「君が奥に」
前を歩いていた直江が振り返って言った。
「あ、はい」
「あまり混んでいませんね」
「平日だからだろう」
「飛行機はすいてるほうがいいです」
「なんで?」
「人の話し声も気になるし、会話も聞かれなくてすむでしょう。
後ろの座席の声ってけっこう聞こえるんですよね」
「そう?」
「だから、私たちの話も前の席の人に聞かれちゃいます」
「聞かれてまずい話なんてするのかな」
「え? それはわからないじゃないですか」
「?」
「。。。
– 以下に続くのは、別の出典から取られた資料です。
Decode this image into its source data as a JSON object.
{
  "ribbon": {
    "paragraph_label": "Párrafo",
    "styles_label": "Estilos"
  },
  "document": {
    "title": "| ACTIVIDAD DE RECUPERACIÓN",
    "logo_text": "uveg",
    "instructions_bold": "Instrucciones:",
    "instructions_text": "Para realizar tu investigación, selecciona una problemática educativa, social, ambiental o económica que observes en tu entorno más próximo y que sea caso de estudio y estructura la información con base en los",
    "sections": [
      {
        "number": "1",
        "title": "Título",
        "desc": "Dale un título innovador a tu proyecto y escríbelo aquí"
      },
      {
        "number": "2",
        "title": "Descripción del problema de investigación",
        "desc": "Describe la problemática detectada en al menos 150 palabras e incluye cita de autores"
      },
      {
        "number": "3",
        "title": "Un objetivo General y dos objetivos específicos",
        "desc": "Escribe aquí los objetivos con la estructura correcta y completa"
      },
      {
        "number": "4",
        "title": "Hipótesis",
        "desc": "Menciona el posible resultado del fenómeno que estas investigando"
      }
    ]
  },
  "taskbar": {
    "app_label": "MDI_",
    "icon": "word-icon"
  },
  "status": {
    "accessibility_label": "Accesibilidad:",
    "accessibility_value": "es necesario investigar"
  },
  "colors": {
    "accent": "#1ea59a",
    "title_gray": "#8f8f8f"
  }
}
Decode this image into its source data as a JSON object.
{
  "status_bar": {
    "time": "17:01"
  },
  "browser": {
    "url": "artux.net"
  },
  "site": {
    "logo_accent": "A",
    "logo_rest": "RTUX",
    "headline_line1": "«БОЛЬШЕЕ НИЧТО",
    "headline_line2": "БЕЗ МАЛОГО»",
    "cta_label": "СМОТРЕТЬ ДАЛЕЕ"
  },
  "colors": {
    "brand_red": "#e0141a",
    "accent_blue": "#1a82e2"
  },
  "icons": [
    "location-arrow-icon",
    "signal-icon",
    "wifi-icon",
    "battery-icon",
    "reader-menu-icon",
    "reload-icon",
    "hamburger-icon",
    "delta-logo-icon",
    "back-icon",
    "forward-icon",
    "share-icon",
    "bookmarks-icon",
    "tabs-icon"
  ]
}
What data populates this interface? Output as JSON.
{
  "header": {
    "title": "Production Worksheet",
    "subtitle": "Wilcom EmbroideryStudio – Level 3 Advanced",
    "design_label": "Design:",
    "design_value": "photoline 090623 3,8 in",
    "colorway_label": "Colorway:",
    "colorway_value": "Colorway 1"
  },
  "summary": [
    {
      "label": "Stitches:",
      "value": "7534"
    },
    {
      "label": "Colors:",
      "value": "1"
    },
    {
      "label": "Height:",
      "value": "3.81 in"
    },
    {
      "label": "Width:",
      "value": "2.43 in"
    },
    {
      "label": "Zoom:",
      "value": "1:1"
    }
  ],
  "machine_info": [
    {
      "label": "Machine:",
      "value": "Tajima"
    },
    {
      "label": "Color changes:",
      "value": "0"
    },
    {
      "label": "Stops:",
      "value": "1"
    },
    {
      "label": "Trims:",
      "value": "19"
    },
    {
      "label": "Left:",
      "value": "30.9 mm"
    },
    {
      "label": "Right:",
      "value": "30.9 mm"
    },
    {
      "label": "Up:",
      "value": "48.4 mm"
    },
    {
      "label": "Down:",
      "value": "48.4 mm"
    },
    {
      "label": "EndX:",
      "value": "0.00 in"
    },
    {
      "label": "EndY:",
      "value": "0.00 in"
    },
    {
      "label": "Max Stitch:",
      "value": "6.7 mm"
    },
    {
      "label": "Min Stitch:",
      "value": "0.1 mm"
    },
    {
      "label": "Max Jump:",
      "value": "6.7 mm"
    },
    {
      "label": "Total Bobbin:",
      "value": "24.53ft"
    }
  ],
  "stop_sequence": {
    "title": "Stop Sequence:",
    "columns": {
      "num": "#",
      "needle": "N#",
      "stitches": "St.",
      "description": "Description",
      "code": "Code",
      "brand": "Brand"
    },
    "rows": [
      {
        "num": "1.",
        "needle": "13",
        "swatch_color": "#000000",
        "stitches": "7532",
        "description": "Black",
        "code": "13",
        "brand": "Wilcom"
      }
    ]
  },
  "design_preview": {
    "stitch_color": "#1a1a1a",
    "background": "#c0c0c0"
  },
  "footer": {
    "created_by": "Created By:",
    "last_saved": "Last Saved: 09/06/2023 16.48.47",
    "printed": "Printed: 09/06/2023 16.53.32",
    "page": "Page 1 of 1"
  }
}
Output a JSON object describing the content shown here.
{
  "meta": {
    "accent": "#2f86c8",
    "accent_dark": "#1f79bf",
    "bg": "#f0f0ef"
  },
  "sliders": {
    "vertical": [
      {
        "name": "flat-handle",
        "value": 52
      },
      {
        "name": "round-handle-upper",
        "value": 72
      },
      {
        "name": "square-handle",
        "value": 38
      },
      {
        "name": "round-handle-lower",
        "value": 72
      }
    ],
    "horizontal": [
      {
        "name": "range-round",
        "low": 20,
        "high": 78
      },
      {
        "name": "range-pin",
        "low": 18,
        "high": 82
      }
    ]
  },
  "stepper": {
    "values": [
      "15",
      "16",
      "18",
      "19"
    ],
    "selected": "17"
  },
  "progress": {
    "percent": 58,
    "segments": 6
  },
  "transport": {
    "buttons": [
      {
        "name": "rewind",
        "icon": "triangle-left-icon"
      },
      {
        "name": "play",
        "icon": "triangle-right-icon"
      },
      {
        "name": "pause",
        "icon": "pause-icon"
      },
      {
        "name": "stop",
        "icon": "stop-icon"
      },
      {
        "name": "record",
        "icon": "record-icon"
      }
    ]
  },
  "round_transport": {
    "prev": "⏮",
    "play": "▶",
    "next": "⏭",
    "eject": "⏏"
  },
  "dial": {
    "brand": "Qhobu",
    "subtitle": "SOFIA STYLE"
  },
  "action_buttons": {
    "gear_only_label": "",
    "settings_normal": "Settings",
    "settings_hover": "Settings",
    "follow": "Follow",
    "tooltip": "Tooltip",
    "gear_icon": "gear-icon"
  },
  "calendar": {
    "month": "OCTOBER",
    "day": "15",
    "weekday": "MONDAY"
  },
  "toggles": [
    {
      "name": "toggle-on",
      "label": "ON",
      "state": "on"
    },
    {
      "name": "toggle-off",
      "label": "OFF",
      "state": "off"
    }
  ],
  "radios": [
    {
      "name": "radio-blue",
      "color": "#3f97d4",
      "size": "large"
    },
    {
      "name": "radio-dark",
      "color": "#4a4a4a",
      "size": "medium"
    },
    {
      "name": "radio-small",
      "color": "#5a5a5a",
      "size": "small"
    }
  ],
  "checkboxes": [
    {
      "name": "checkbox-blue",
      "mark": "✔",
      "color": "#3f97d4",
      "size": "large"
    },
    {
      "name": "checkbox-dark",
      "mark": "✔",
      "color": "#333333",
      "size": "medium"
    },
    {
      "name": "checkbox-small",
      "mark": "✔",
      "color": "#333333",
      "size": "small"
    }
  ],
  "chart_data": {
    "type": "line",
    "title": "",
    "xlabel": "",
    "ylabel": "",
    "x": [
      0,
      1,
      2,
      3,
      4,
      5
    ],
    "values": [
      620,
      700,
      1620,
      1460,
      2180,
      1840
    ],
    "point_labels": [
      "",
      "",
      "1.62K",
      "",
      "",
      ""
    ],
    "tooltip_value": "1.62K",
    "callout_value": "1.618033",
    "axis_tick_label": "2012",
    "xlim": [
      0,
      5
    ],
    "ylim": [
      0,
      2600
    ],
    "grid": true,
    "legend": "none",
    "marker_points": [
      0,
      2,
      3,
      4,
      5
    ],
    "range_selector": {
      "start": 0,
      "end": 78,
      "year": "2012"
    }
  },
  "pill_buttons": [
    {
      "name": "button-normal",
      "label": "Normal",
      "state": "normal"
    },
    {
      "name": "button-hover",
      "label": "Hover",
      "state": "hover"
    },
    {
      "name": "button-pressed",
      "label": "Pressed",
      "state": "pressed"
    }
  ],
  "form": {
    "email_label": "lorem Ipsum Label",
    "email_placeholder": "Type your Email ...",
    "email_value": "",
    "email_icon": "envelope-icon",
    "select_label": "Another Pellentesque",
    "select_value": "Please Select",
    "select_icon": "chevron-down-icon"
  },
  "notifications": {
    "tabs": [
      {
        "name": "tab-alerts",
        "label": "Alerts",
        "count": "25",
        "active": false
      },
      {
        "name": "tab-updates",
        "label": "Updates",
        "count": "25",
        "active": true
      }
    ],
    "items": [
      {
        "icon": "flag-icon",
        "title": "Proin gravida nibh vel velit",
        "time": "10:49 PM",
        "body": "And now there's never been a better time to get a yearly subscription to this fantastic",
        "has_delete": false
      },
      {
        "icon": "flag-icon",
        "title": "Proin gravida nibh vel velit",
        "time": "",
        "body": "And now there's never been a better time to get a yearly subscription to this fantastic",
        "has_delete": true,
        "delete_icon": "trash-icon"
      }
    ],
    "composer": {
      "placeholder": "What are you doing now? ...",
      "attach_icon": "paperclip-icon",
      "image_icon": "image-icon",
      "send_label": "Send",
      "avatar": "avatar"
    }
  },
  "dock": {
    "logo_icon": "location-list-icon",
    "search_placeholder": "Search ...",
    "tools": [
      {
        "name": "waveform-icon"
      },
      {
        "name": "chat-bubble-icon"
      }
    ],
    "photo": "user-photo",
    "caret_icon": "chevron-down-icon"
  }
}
私が『先生』って呼ぶのってほかの人が聞いたら変に思うんじゃないかな」
「そうかな」
「だって、先生なんて呼ばれるのは学校の先生とか医者とか弁護士とか政治家とかくらいじゃありませんか」
「それはそうだ」
「だから、なんか訳ありって思われそうで」
「それは気にしすぎだろう」
「でも、出張って感じでもないし」
「じゃあそう呼ぶのをやめればいい」
「え? 先生のことは先生としか呼べませんよ」
「なんで?」
「だって。。。病院で間違えたら困るじゃないですか」
直江が覗き込むように倫子を見た。
「それだけ?」
「そうですよ!」
「素直じゃないな」
直江は笑って、倫子が膝の上に置いていた手をトントンとたたいた。